Network congestion on the Ethereum network is a very real and present problem, which has led to even more serious and pressing problems. Users of the network, particularly small-time investors, have gotten the short end of the stick when it comes to these difficulties because they have been the most affected. With prices growing, carrying out modest transactions on the top smart contracts network is becoming increasingly difficult.
The hefty costs and congestion have generated discussions on how to abolish them. Other developments in the works include the Consensus Layer (previously known as ETH 2.0) and other developer ideas. This time, it is Vitalik Buterin, the founder of atheneum, who suggests a solution to network congestion and, by implication, expensive network costs.

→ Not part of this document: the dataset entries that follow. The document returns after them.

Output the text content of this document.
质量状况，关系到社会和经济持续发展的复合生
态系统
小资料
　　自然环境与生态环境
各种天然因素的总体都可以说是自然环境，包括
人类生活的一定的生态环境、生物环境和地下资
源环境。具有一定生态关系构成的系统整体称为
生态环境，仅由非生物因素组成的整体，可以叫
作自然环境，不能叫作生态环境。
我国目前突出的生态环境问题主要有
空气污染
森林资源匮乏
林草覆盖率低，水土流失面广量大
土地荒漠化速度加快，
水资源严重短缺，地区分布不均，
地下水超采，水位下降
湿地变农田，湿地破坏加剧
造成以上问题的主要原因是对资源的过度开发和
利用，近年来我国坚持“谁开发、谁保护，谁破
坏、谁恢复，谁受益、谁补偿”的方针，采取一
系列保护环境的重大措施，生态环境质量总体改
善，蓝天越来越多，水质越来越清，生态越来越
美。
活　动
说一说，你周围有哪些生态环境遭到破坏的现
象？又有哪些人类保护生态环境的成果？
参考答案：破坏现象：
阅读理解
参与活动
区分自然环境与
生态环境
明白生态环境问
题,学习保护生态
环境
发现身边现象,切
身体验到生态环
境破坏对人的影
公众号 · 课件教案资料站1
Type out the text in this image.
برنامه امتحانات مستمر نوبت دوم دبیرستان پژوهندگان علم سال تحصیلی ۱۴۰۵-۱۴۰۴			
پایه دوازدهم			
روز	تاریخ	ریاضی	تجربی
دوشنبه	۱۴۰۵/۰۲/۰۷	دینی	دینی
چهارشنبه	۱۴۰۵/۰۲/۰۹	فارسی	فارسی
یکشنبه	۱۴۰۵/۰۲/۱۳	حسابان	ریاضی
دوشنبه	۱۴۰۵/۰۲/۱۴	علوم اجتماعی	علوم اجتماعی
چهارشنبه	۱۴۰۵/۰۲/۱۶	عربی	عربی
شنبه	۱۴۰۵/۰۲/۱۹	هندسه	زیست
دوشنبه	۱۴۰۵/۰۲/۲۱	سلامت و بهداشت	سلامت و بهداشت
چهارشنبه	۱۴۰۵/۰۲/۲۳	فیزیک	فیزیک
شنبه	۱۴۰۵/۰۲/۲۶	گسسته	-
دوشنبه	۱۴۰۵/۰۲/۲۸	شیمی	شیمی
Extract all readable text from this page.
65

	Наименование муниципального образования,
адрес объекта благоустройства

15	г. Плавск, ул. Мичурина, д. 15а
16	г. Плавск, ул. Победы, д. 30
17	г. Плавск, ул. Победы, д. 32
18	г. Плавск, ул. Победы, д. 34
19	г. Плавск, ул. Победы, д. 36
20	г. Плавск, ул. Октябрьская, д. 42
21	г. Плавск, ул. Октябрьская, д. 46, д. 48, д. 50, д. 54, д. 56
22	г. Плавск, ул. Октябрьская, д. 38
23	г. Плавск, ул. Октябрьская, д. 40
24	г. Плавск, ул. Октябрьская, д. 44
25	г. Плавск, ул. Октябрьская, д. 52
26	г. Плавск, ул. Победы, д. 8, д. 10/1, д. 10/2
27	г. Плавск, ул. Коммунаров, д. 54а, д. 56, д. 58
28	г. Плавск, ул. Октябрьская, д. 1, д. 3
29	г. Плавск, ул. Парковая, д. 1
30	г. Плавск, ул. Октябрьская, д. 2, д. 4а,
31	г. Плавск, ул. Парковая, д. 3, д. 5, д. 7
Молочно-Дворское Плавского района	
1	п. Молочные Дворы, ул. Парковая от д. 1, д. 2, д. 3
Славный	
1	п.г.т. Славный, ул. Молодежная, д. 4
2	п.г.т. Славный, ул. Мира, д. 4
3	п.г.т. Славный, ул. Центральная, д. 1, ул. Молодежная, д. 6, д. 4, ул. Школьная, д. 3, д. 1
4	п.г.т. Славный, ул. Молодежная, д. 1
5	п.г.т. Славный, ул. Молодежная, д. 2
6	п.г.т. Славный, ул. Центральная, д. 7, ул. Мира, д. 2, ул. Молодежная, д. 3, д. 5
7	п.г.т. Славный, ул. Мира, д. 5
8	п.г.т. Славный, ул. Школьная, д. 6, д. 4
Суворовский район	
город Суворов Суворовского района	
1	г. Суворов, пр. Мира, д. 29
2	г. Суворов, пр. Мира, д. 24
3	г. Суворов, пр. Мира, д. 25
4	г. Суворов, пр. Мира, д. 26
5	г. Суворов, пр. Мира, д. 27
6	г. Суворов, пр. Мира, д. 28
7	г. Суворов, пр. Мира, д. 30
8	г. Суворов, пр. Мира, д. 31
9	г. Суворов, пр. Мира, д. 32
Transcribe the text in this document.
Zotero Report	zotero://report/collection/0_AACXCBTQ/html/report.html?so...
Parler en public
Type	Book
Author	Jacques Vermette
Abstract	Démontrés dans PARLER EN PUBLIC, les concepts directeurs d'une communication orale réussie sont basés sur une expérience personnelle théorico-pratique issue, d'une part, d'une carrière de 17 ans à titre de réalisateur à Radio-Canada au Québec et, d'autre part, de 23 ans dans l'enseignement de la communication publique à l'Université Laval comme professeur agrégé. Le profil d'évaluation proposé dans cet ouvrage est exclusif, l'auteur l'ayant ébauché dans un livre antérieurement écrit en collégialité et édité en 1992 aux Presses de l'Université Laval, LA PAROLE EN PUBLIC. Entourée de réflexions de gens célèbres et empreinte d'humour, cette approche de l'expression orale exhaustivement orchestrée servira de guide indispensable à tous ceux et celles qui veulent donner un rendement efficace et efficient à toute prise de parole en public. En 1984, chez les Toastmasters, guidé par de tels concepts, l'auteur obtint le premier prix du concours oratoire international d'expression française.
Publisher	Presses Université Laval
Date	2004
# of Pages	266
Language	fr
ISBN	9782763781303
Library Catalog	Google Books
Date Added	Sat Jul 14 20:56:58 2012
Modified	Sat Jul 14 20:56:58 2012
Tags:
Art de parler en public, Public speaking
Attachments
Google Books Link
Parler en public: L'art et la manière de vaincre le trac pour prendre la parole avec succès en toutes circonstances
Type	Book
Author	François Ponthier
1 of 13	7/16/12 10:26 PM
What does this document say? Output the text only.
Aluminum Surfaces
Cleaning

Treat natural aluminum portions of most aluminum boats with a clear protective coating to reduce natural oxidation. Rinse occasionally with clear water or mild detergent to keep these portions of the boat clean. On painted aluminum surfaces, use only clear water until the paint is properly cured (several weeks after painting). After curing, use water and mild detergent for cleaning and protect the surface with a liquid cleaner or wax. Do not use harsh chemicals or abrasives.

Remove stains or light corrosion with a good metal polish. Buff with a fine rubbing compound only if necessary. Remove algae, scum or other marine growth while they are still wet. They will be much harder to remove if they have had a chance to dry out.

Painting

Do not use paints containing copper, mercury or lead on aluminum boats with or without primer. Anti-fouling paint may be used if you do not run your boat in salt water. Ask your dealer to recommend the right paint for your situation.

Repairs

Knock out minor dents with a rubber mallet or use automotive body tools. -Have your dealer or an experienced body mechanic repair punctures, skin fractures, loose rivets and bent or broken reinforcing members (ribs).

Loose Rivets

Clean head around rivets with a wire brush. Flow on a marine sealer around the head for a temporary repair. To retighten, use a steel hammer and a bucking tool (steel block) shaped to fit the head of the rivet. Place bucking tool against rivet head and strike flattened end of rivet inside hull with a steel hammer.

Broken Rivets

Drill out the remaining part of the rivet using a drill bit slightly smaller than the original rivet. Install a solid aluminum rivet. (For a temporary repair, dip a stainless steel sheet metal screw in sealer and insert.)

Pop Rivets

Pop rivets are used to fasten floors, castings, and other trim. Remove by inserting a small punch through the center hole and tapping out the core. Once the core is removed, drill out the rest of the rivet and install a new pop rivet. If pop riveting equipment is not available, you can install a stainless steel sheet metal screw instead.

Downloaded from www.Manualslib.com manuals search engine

Some proposals to add "blob-carrying transactions" in a near-future hard fork, bringing higher scalability to rollups before full sharding is complete. https://t.co/oRTSwAC1oD
— vitalik.eth (@VitalikButerin) February 5, 2022
Blob-Carrying Ethereum Transactions
In a debate shared on the prominent social media platform Twitter, Vitalik Buterin and developer Tim Beiko proposed solutions to the problem of excessive network congestion. With the network’s adoption rising at a rate that the creators could not have predicted, it has become a competition to identify the best approach to scale the network appropriately. Buterin suggests a new feature termed “blob-carrying transactions” at this point.
Buterin notes that this feature will be introduced to a hard fork that will take place in the near future. In the interim, blob-carrying transactions would allow more scalability for rollups before the entire transition to the consensus layer. It is just a stop-gap measure till network sharing is introduced. This new functionality would be linked to both the Beacon block and the new consensus nodes joining the network.
“Until that point, this EIP provides a stop-gap solution by implementing the transaction structure that would be used in sharding but not sharding those transactions,” the founder explained. “Instead, they would simply be part of the beacon block and would need to be downloaded by all consensus nodes (but maybe erased after only a brief wait).”
When Is This Going to Happen?
The blob-carrying transactions may be used with the Shangai hard fork. It would provide a solution to the network’s ongoing mempool difficulties. Additionally, for blob transactions and standard transactions that transport a large amount of data, “raise the minimum increment for mempool replacement from 1.1x to 2x, reducing the number of resubmissions an attacker may conduct at any given fee level by 7x,” according to the notes.
Ethereum continues to have some of the highest fees in the space. Fees have been reported to go as high as $300 in some circumstances when the network is jammed owing to a high-profile NFT minting. Even the Layer 2 rollups created to assist consumers in dealing with the high transaction costs have seen their rates rapidly rise as they cannot meet demand.
On the pricing front, Ethereum is performing well as it continues to track the price of bitcoin closely. Both digital assets entered the weekend with pessimistic outlooks and emerged on a bull trend, with ETH’s price breaking above $3,000 for the first time.